Return on investment for deploying security intelligence is small, at 21 percent. But the cost is reasonable compared to the attack's aftermath -- company reputation, fines and restitution. Ponemon's survey said
Companies deploying security intelligence systems experienced a substantially higher ROI at 21 percent than all other technology categories presented. Also significant are the estimated ROI results for companies that extensively deploy encryption technologies and advanced perimeter controls.
Most 3000s have a perimeter to defend, if nothing else. Keeping a system useful means putting it on a network, and any outside-facing network is going to require defense. If numbers from an outside source can be useful in getting funded for this kind of defense, Ponemon summed up the take-aways.
- Cyber crimes are costly. We found that the average annualized cost of cyber crime for 234 organizations in our study is $7.2 million per year, with a range of $375,387 to $58 million. This represents an increase in cost of 30 percent from the consolidated global results of last year’s cyber cost study.

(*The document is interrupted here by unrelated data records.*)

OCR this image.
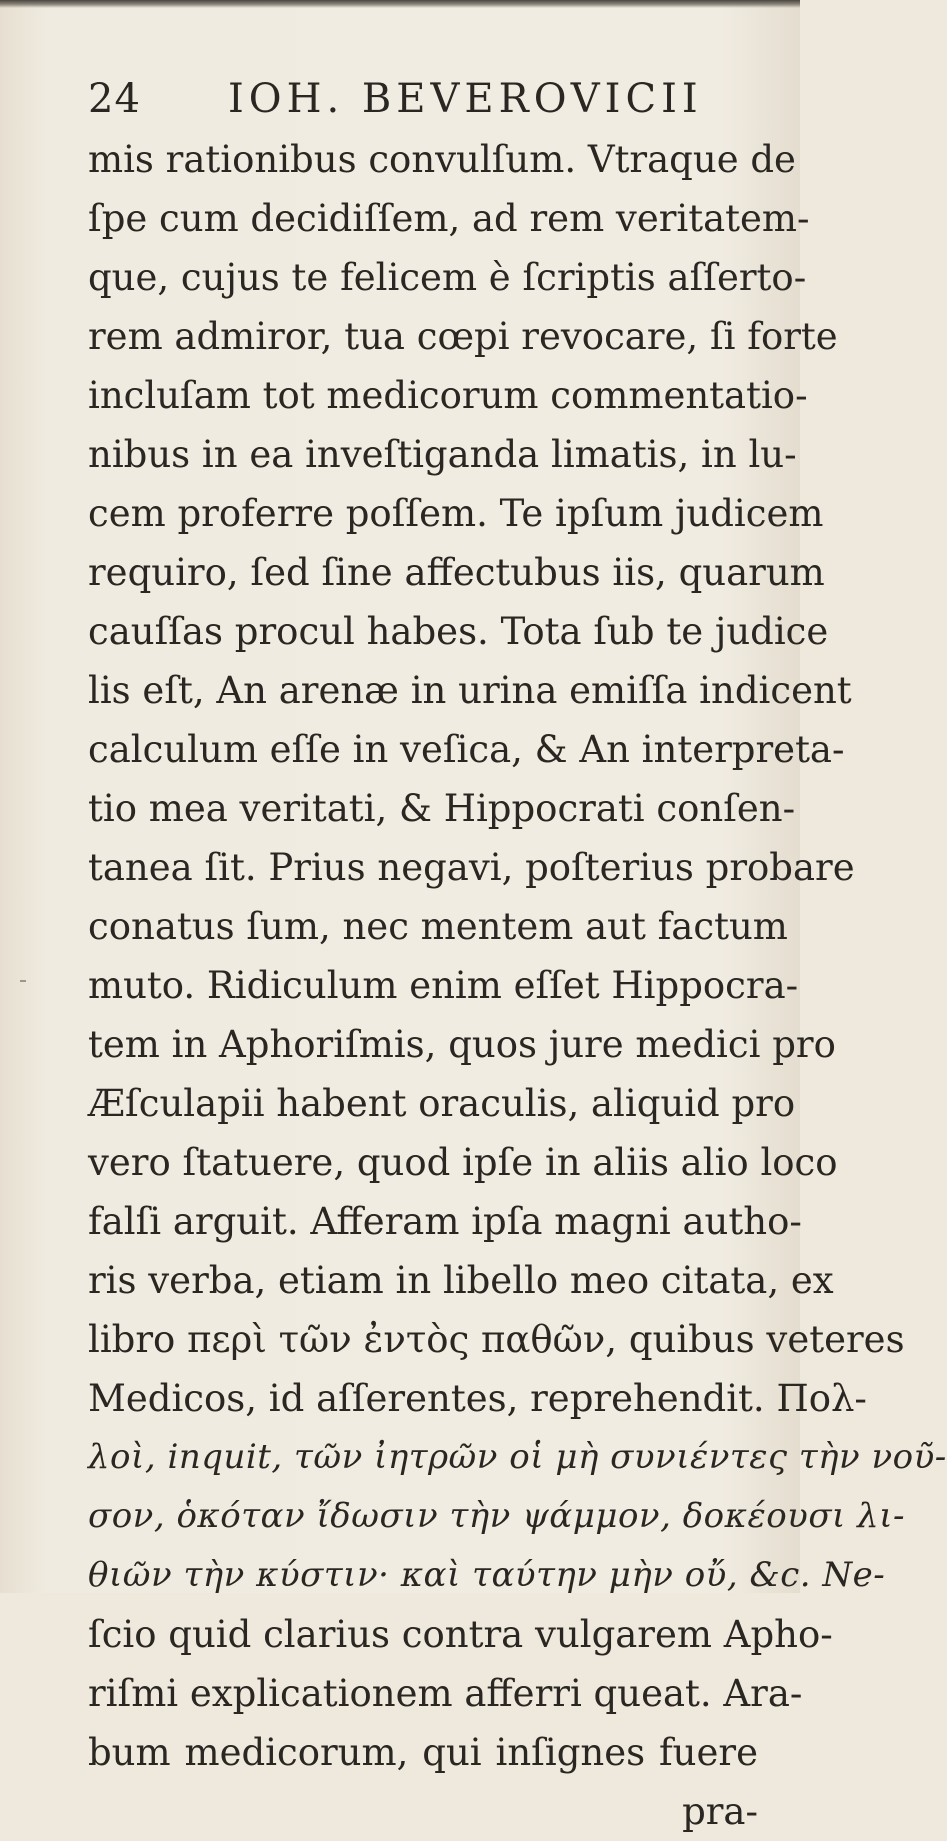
24 IOH. BEVEROVICII
mis rationibus convulſum. Vtraque de
ſpe cum decidiſſem, ad rem veritatem-
que, cujus te felicem è ſcriptis aſſerto-
rem admiror, tua cœpi revocare, ſi forte
incluſam tot medicorum commentatio-
nibus in ea inveſtiganda limatis, in lu-
cem proferre poſſem. Te ipſum judicem
requiro, ſed ſine affectubus iis, quarum
cauſſas procul habes. Tota ſub te judice
lis eſt, An arenæ in urina emiſſa indicent
calculum eſſe in veſica, & An interpreta-
tio mea veritati, & Hippocrati conſen-
tanea ſit. Prius negavi, poſterius probare
conatus ſum, nec mentem aut factum
muto. Ridiculum enim eſſet Hippocra-
tem in Aphoriſmis, quos jure medici pro
Æſculapii habent oraculis, aliquid pro
vero ſtatuere, quod ipſe in aliis alio loco
falſi arguit. Afferam ipſa magni autho-
ris verba, etiam in libello meo citata, ex
libro περὶ τῶν ἐντὸς παθῶν, quibus veteres
Medicos, id aſſerentes, reprehendit. Πολ-
λοὶ, inquit, τῶν ἰητρῶν οἱ μὴ συνιέντες τὴν νοῦ-
σον, ὁκόταν ἴδωσιν τὴν ψάμμον, δοκέουσι λι-
θιῶν τὴν κύστιν· καὶ ταύτην μὴν οὔ, &c. Ne-
ſcio quid clarius contra vulgarem Apho-
riſmi explicationem afferri queat. Ara-
bum medicorum, qui inſignes fuere
pra-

- Cyber attacks have become common occurrences. The companies in our study experienced 343 successful attacks per week and 1.4 successful attacks per company per week. This represents an increase of 20 percent from last year’s successful attack experience. Last year’s study reported 262 successful attacks on average per week.
- The most costly cyber crimes are those caused by malicious insiders, denial of service and web-based attacks. Mitigation of such attacks requires enabling technologies such as SIEM, intrusion prevention systems, application security testing and enterprise governance, risk management and compliance (GRC) solutions.
Many smaller companies use HP 3000s, and Ponemon's research shows that this size of organization seems to be most susceptible to the kind of attack rarely seen on an MPE/iX system.
Smaller organizations (below the median of enterprise seats) experience a higher proportion of cyber crime costs relating to viruses, worms, trojans, phishing, malware and botnets. In contrast, larger organizations (above the median) experience a higher proportion of costs relating to denial of services, malicious insiders, web-based attacks, stolen devices and malicious code.